Damascus is a major cultural and religious centre of the Levant and claims to be the centre of Islamic culture, so there is no shortage of mosques. The Umayyad Mosque in the Old City is one of the oldest and largest, famous for its golden mosaics. I visited on Friday, the holiest of days of the week for Muslims and was welcomed to explore the building and the grounds.
Over at the Persian style, Iranian built, Shiite mosque things were a little more subdued as the groups of Iranian tourist arrived. The mosque had a white tiled dome; I had not seen one like it during my travels through Iran so this came as a surprise to me. The Persian style mosques seemed to have a lot more ‘bling’ to them. I wonder what the insides of the Gulf States’ mosques look like, I can only wonder.
One of the popular things to do in Damascus’ Old City is to have ice cream from the Bakdash Ice Cream parlor, and I’m told that vanilla is the most popular choice, but I’m more of a strawberry guy. Of course, like most other sweets in these parts it comes topped with crushed pistachios.

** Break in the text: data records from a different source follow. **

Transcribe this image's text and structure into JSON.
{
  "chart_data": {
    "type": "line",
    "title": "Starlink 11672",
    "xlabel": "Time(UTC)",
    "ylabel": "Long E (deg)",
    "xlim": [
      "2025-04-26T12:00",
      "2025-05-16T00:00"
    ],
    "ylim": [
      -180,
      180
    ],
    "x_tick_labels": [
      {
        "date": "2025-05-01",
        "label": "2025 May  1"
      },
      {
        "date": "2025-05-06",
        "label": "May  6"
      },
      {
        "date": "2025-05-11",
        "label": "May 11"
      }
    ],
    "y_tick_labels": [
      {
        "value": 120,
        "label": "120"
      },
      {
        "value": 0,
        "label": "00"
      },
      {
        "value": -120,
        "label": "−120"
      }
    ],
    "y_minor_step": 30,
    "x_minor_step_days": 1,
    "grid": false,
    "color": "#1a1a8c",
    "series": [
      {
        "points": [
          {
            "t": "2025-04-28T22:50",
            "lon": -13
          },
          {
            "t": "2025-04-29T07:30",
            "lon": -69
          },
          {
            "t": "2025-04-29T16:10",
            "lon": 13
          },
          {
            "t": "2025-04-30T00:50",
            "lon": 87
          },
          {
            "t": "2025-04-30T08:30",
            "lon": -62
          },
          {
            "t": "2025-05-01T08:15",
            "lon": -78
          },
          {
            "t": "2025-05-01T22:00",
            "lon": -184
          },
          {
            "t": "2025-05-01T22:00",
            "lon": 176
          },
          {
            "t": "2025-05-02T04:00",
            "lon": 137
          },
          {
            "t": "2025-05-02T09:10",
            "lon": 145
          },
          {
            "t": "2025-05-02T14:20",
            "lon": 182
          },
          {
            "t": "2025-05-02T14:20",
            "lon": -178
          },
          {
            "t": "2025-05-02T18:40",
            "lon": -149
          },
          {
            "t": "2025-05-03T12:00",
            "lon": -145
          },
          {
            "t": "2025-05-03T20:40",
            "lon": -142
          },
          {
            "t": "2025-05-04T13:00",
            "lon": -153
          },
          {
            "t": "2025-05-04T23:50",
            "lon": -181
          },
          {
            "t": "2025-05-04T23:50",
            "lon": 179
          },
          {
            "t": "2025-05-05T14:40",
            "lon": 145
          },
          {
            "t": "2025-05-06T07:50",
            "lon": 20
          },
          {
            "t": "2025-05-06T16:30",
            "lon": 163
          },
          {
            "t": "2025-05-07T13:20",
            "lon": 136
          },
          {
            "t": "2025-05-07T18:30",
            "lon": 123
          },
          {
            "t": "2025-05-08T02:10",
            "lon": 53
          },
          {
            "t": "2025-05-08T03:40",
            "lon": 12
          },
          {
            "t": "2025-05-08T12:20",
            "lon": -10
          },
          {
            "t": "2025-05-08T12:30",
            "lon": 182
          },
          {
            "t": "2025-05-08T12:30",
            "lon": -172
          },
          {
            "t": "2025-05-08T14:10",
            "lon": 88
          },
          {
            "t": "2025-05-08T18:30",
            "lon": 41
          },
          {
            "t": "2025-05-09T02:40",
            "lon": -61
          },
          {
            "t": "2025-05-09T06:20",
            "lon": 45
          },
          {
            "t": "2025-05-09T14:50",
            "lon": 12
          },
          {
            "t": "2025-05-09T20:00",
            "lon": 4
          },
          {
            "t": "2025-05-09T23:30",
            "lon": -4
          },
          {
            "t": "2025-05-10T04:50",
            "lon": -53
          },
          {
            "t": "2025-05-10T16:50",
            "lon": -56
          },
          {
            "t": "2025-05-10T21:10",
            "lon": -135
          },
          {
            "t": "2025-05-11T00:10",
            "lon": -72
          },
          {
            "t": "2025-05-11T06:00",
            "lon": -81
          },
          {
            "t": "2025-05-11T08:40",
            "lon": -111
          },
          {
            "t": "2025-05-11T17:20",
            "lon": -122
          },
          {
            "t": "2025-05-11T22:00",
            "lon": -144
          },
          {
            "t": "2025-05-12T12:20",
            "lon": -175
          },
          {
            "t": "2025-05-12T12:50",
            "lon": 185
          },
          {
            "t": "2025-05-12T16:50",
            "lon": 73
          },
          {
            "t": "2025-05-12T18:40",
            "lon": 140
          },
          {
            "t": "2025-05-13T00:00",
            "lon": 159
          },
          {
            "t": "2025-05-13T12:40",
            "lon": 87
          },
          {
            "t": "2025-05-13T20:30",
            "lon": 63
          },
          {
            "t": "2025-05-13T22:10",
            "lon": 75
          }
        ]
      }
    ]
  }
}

In all honesty I can see why this shop ‘s ice cream is known around the Levant, it was seriously amazing; I considered staying another day just to have another crack at that strawberry!
Damascus is best to be explored by foot, but one of the ‘must do’ activities, which you may need a car for, is to gain a panoramic view of the city from Mount Qasioun; especially at night when the minarets are lit up. It is not currently safe to travel to Syria, especially the north and east of the country, but thankfully much of Damascus’ Old City has survived unscathed so far so hopefully it’ll be able to be explored by future intrepid travellers.